Possibly Mr. Spencer was misled into his gustatory theory by a too literal interpretation of a habit poets have always had of calling a kiss sweet. Among the Romans a love-kiss was distinguished from other kisses by being called a suavium or sweet thing; and a modern German poet boldly compares the flavour of kisses to wild strawberries (perhaps she had just been eating some). Yet all this belongs to fancy’s fairyland. Kisses are called sweet for the same reason that we speak of the sweet concords of music, i.e. because the language of æsthetics is so scantily developed that we are constantly compelled to borrow terms from one sense and apply them to another, when their only resemblance is that they are both agreeable or otherwise.

There is a very prevalent impression that the senses of savages are more delicate than ours. In one way they are. A savage can often see an object at a greater distance, and hear a fainter sound, than a white man. But in what may be called æsthetic as distinguished from physical refinement, savages are vastly our inferiors. A savage can hardly tell the difference between two adjacent notes in the musical scale, while a musician can distinguish the sixtieth part of a semitone. And why would the wondrous harmonies of a Chopin nocturne seem a mere chaos of sound to a savage? Because his ears have not been trained through his imagination and intellect to discriminate sounds and sound-combinations, or to follow the plot or development of a musical narrative or “theme.”

Just so with the sense of touch. A sweetheart’s veil fluttering in a Hottentot’s face would only annoy him. A squeeze of the hand would leave him cold; and would he refrain from putting his arm round her waist if that gave him any pleasure?
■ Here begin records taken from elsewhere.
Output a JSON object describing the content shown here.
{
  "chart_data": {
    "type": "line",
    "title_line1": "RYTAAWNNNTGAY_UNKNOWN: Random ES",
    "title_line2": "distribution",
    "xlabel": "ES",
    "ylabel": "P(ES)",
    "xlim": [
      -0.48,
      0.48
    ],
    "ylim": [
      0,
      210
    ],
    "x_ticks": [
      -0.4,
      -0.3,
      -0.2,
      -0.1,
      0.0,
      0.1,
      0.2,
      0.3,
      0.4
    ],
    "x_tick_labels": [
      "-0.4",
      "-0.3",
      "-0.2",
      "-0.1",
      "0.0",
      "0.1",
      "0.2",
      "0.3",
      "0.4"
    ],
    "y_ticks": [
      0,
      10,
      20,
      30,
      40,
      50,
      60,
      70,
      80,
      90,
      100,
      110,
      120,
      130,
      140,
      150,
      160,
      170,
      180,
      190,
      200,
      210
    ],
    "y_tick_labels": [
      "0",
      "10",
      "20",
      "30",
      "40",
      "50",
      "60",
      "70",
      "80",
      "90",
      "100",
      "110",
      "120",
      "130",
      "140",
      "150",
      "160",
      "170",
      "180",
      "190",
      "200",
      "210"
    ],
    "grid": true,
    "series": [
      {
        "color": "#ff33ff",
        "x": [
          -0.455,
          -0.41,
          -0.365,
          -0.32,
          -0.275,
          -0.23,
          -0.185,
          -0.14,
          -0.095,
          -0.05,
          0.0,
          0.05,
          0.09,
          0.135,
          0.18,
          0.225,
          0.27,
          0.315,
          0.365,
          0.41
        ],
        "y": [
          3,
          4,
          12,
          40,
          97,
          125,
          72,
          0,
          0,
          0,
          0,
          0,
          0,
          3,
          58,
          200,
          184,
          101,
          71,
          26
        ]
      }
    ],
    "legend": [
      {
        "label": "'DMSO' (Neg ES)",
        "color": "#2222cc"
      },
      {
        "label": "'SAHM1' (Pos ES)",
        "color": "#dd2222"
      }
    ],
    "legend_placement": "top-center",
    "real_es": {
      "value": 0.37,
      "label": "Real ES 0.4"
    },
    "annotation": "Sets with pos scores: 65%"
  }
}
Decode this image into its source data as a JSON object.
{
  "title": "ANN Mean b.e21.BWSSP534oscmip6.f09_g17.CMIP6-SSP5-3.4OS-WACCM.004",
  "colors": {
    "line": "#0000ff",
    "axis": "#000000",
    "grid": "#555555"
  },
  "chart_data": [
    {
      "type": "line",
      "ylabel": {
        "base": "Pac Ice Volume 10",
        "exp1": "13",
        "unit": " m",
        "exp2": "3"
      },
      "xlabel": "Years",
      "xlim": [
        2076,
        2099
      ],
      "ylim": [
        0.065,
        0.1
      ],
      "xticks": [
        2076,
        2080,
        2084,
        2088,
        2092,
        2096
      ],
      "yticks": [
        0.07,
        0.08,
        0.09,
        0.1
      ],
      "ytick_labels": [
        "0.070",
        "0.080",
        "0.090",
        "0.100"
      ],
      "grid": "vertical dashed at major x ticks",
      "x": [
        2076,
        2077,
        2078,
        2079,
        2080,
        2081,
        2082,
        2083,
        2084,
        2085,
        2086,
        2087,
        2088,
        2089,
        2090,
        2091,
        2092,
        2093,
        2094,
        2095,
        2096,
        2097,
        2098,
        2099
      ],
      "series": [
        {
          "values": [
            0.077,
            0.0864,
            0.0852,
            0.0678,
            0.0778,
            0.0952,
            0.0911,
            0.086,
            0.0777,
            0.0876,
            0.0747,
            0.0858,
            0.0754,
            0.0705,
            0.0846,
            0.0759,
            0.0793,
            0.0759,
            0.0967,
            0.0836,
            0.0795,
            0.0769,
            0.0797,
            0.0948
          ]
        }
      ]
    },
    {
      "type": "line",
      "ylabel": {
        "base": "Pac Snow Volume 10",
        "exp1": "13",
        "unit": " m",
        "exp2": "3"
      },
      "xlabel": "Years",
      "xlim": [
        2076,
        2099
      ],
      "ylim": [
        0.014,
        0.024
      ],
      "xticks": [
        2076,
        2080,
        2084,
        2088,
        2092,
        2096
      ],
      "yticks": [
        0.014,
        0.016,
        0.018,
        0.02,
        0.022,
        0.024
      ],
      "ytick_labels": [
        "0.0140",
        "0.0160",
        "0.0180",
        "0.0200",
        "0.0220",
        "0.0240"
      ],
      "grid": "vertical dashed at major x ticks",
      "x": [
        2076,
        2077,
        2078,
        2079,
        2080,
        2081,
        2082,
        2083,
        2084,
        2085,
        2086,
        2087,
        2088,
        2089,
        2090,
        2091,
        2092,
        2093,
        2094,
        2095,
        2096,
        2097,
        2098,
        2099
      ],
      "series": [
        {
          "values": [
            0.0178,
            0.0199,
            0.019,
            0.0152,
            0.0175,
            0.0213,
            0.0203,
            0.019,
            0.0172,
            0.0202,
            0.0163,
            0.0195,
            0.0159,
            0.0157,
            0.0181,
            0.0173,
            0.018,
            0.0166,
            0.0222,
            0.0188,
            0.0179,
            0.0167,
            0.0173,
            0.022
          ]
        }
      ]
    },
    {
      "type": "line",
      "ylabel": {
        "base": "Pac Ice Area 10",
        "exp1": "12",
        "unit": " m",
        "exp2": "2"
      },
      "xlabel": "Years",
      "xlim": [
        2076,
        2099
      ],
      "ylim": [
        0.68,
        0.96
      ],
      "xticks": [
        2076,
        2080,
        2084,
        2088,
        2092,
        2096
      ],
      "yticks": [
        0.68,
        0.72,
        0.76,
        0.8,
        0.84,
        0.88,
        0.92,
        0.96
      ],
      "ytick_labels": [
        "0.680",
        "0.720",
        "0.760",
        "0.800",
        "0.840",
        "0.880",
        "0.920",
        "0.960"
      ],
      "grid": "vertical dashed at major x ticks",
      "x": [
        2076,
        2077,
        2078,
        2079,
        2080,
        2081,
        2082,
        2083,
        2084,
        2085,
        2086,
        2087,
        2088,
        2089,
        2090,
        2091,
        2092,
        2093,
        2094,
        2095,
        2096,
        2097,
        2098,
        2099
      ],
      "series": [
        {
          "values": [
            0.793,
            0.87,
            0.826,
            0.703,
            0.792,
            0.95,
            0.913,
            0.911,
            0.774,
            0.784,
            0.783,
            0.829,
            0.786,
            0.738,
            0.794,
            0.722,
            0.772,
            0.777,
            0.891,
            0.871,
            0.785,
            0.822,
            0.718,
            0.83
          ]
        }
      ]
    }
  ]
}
Obviously, then, the reason why the art of kissing is unknown to him is because his senses are too callous, his imagination too sluggish.

Kissing, like every other fine art, has its sensuous and its imaginative or intellectual side. Of all parts of the visible body the lips are the most sensitive to contact. Here the layer in which the nerves and blood-vessels are contained is not covered over, as elsewhere on the skin, by a thick leathery epidermis, but only thinly veiled by a transparent epithelium; so that when lips are applied to lips, the blood-vessels which carry the vital fluid straight from the two loving hearts, and the soul-fibres, called nerves, are brought into almost immediate contact: whence that interchange of soul-magnetism—that electric shock which makes the first mutual kiss of Love the sweetest moment of life—

“What words can ever speak affection

So thrilling and sincere as thine?”—Burns.

Yet herein the imagination plays a much more prominent rôle than it appears to do at first sight. The real reason why a savage cannot enjoy a kiss is not so much because his lips are deficient in tactile sensibility, as because he has no imagination to invest labial contact with the romance of individualised passion. If a lover’s pleasure lay in the mere labial contact, he would as soon exchange a kiss with any other girl. But should a sweetheart, on being asked for a kiss, refer him, say, to his sister or her sister; though the latter be a hundred times more beautiful, he would chide his love for offering a stone where bread was wanted. His imagination has so long painted to him the superior ecstasy of a kiss from her that, when he finally gets it, the long-deferred gratification ensures the unparalleled rapture anticipated.